Among the advanced research contributions showcased this year was the presentation “Electrospun bipolar membranes with a phytic acid–Fe³⁺ catalytic complex as the water dissociation catalyst” delivered in the Electrochemical Engineering session. This work directly supports DRIVE’s mission to accelerate CO₂ capture and regeneration technologies by improving the performance, efficiency and stability of key membrane components.

A Novel Approach to High-Performance Bipolar Membranes

Bipolar membranes (BPMs) play a critical role in electrochemical CO₂ capture systems, enabling water splitting into protons and hydroxyl ions-an essential step for solvent regeneration and carbon conversion.
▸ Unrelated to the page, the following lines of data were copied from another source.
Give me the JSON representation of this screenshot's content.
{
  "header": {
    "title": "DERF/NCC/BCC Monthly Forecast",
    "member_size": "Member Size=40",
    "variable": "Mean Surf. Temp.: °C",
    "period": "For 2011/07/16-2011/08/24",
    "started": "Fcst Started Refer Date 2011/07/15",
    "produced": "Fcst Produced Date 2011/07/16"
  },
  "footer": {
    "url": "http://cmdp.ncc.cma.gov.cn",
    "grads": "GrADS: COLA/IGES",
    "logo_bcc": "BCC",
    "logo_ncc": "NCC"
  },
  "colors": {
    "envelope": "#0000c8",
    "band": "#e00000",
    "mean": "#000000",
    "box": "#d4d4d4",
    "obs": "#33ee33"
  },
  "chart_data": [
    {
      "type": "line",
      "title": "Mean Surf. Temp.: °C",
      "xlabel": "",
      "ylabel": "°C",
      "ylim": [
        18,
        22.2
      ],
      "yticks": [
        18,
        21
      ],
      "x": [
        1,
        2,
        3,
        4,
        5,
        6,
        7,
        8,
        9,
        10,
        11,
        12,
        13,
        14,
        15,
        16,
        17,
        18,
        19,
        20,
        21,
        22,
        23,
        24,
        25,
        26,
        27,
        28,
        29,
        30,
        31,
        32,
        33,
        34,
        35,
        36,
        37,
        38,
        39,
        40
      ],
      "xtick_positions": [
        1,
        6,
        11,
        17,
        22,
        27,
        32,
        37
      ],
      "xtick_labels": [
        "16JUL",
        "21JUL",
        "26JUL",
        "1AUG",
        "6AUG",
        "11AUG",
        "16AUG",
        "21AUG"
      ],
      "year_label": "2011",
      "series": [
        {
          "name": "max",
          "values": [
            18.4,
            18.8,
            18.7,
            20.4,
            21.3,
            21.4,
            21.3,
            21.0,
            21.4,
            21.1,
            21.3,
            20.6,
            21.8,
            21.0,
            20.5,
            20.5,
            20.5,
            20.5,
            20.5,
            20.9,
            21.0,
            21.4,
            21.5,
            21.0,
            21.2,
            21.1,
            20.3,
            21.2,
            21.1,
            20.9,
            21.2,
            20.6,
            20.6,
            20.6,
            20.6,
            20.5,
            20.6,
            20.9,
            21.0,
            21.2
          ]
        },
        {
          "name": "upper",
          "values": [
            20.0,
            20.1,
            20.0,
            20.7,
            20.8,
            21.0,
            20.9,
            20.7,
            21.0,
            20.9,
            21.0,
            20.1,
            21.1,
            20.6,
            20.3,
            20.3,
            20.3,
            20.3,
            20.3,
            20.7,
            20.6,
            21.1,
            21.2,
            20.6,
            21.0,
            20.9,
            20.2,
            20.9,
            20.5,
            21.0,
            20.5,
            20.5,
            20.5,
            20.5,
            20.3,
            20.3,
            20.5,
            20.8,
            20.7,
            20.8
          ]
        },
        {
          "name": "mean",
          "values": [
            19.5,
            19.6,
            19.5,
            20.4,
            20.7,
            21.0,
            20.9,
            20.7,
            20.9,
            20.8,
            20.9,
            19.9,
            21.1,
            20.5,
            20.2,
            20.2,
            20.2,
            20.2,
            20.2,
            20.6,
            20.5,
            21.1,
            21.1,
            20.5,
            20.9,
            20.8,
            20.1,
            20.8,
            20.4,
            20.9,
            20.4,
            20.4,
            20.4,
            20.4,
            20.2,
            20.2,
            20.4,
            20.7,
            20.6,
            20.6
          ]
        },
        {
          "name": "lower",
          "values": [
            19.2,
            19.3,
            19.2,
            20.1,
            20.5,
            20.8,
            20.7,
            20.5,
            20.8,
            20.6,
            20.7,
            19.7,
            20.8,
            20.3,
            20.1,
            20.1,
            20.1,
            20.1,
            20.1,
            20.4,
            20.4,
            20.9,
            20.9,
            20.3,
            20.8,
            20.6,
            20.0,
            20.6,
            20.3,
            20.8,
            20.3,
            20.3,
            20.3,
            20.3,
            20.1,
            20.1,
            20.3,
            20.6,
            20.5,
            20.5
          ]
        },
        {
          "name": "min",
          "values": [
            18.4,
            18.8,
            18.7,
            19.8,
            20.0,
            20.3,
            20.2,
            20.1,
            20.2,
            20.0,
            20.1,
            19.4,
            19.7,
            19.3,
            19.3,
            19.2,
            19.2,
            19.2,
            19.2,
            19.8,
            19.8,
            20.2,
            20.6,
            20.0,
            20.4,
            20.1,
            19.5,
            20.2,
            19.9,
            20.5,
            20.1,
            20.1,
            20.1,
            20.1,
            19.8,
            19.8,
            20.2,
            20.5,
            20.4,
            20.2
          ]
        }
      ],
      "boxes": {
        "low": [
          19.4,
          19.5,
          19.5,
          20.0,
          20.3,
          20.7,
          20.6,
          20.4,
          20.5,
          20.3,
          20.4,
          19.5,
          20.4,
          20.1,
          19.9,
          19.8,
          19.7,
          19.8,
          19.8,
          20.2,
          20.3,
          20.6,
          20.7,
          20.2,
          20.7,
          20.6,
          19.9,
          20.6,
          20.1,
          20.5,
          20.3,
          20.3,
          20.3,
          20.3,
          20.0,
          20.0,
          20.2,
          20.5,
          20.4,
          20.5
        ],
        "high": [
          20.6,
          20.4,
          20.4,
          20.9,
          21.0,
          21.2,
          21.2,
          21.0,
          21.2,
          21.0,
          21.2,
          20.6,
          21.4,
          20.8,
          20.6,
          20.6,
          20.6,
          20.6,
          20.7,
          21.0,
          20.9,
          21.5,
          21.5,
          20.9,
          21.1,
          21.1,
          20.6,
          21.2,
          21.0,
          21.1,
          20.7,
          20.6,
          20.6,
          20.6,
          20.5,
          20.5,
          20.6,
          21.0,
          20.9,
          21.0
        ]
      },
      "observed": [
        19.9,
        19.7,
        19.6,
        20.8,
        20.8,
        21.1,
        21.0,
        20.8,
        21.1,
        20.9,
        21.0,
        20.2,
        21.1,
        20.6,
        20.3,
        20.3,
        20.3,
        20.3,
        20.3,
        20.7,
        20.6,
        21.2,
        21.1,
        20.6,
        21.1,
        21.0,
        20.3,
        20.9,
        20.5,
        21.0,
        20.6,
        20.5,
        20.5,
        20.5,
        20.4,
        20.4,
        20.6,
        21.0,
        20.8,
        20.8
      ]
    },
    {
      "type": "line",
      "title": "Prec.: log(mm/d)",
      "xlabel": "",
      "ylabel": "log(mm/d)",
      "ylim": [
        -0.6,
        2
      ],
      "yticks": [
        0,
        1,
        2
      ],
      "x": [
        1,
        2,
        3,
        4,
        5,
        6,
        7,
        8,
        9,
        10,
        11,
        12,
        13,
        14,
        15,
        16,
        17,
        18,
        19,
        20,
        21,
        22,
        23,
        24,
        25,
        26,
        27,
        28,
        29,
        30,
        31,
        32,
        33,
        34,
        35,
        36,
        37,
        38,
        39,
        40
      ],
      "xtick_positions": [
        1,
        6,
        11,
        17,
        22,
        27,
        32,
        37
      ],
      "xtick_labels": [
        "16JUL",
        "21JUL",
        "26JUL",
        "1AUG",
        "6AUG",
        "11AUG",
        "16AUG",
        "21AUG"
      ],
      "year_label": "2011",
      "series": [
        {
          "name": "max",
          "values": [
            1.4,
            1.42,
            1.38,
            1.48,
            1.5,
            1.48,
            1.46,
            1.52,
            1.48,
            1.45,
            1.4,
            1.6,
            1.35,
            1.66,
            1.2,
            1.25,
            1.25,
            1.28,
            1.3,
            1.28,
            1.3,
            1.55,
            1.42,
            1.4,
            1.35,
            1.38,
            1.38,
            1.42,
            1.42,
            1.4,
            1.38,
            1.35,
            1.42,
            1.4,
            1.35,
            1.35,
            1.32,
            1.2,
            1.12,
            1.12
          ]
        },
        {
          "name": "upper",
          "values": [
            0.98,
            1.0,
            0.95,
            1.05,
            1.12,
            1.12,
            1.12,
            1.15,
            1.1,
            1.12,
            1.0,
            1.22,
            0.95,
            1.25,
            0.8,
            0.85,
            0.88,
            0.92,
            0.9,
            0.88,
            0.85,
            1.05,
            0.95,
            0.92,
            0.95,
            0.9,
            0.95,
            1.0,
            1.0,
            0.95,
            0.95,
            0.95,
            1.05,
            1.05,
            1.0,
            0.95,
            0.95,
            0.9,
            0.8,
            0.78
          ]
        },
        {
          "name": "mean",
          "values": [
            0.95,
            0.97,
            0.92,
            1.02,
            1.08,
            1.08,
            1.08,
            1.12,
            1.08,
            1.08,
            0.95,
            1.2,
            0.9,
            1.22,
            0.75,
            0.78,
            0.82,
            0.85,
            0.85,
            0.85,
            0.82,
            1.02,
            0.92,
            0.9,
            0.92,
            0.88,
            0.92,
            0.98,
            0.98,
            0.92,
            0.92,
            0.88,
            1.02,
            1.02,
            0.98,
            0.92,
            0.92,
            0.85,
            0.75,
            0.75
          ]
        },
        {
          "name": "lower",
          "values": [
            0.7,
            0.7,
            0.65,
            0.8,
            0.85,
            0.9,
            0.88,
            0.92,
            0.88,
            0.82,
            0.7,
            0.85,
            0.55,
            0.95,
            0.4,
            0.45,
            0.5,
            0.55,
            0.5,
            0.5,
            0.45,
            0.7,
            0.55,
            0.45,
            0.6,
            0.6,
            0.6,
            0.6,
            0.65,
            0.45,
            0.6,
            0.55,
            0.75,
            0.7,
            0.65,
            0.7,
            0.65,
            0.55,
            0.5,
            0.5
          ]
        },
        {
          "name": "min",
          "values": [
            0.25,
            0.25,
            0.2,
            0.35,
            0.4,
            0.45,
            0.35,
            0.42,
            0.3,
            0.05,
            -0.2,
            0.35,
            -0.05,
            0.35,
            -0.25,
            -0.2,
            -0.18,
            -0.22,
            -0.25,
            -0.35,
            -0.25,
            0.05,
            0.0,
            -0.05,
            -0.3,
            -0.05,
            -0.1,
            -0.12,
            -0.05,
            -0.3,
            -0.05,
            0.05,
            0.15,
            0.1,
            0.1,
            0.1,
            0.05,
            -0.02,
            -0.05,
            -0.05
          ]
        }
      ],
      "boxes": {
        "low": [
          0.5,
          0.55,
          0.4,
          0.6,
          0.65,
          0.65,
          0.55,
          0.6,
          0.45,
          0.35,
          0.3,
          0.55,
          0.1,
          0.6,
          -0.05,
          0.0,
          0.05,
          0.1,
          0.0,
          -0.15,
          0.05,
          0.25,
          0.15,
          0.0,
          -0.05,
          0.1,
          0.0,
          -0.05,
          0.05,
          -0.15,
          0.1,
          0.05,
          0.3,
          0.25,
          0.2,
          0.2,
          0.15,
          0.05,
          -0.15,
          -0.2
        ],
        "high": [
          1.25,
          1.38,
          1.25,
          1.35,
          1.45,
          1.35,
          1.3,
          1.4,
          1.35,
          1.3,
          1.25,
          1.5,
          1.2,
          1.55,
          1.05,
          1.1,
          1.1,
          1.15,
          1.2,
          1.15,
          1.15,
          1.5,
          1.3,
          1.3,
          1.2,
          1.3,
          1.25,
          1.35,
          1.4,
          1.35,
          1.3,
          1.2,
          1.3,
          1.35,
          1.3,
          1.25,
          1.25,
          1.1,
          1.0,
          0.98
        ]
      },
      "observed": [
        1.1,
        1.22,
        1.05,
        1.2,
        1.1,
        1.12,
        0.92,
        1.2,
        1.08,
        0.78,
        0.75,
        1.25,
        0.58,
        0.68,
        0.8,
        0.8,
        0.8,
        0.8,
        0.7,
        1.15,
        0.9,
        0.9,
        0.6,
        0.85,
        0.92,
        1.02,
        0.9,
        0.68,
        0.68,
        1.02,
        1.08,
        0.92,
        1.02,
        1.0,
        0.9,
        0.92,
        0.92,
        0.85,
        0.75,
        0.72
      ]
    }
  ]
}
However, conventional BPMs often suffer from:

• High internal resistance
• Limited water diffusion
• Poor long-term mechanical stability
• Delamination between membrane layers

The research presented at NPS20 introduces an innovative electrospinning-based fabrication method, offering precise control over layer thickness and exceptional interfacial architecture.

Key scientific advances highlighted:

• Electrospun nanofiber mats create a highly porous 3D architecture that enhances water, proton and hydroxyl transport.
• A phytic acid–Fe³⁺ catalytic complex is integrated into the interfacial layer, accelerating water dissociation rates.
• Precise thermal hot-pressing enables strong interpenetration between the anion exchange layer (AEL), cation exchange layer (CEL) and interfacial layer—significantly improving mechanical stability.
• Reduced membrane thickness results in lower voltage drop and improved electrochemical performance.
• Experiments demonstrated that interface engineering, particularly between the AEL and IL, has a decisive impact on water dissociation resistance and overall BPM efficiency.

These findings provide valuable insights into how membrane micro-structure impacts performance—knowledge that directly benefits the development of next-generation regeneration units within DRIVE’s ZEUS system.

Why This Matters for the DRIVE Project

The DRIVE project aims to develop cost-effective, energy-efficient CO₂ capture and regeneration technologies for the cement, lime and energy-intensive industries. Membrane innovation is a cornerstone of this work.

The research presented at NPS20 contributes to the project by:

• Supporting the scaling-up of advanced BPMs suitable for industrial operating environments.
• Enhancing the stability and efficiency of electrochemical regeneration, reducing energy consumption.
• Providing a clearer understanding of structure–performance relationships, guiding future material development within DRIVE.
• Strengthening collaboration between DRIVE partners and top European research groups active in membrane materials, electrochemistry and process intensification.

Participation in NPS20 highlights the project’s active role in the scientific community and reinforces DRIVE’s commitment to open knowledge exchange and industrial impact. As the project progresses towards demonstration and pilot validation, these scientific contributions help accelerate the adoption of innovative CO₂ capture pathways across Europe.